Politics and policy
NHIF faults medics board over ghost clinics
Posted Thursday, July 19 2012 at 13:25
Kenya's national health insurance provider has accused the Medical Practitioners and Dentist Board’s (MPDB) of sleeping on the job with regard to the registration of health centres.
Senior managers of the National Hospital Insurance Fund (NHIF) say the board should have barred unregistered clinics from operating.
“If the board is aware that the facilities are not registered, it is their duty to ensure that they do not operate,” a statement by George Midiwo, the General Manager for Benefits and Quality said.
The board had claimed on Tuesday that 77 clinics allowed into the fund’s list of service providers were did not exist.
“The accredited facilities do actually exist, are registered by the various statutory bodies and have the capacity to offer services to members of the medical scheme,” Mr Midiwo said.
Some of the clinics alleged to “ghosts” included St Luke’s Mission Hospital (Kilifi), St Joseph (Trans Mara) and Sololo Mission Hospital (Marsabit).
Others were Lumumba Health Centre in Kisumu and Kipchimchim Mission Hospital in Kericho.
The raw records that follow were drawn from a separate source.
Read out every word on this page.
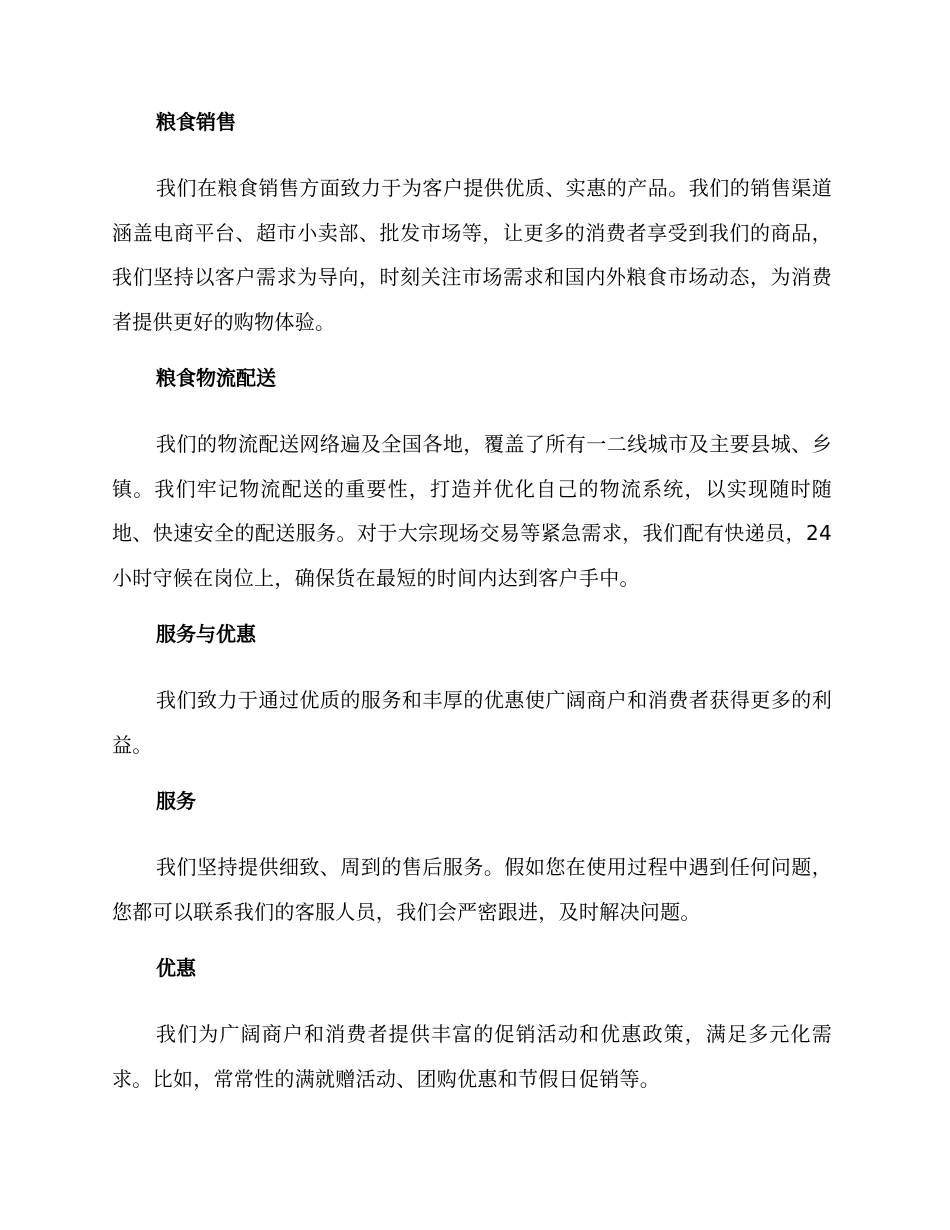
粮食销售

我们在粮食销售方面致力于为客户提供优质、实惠的产品。我们的销售渠道涵盖电商平台、超市小卖部、批发市场等，让更多的消费者享受到我们的商品，我们坚持以客户需求为导向，时刻关注市场需求和国内外粮食市场动态，为消费者提供更好的购物体验。

粮食物流配送

我们的物流配送网络遍及全国各地，覆盖了所有一二线城市及主要县城、乡镇。我们牢记物流配送的重要性，打造并优化自己的物流系统，以实现随时随地、快速安全的配送服务。对于大宗现场交易等紧急需求，我们配有快递员，24小时守候在岗位上，确保货在最短的时间内达到客户手中。

服务与优惠

我们致力于通过优质的服务和丰厚的优惠使广阔商户和消费者获得更多的利益。

服务

我们坚持提供细致、周到的售后服务。假如您在使用过程中遇到任何问题，您都可以联系我们的客服人员，我们会严密跟进，及时解决问题。

优惠

我们为广阔商户和消费者提供丰富的促销活动和优惠政策，满足多元化需求。比如，常常性的满就赠活动、团购优惠和节假日促销等。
The 77 were part of a list of over 700 clinics the fund published last month following the cancellation of contracts with Meridian and Clinix providers. The two were alleged to have been paid millions of shillings for ghost outlets.
The board, however, insists that the facilities’ do not appear in its database.
“One of the requirements for selecting clinics was that they should be credited by our board. We cannot vouch for the existence, let alone the competence of the clinics in question,” said Mr Daniel Yumbya, the MPDB chief executive.
Health providers are required to submit to the board annual licences of practice, the names, qualifications of and contacts of their personnel among others for accreditation.
The director of Medical Services has since written to the fund requesting accreditation details of the healthcare providers highlighted.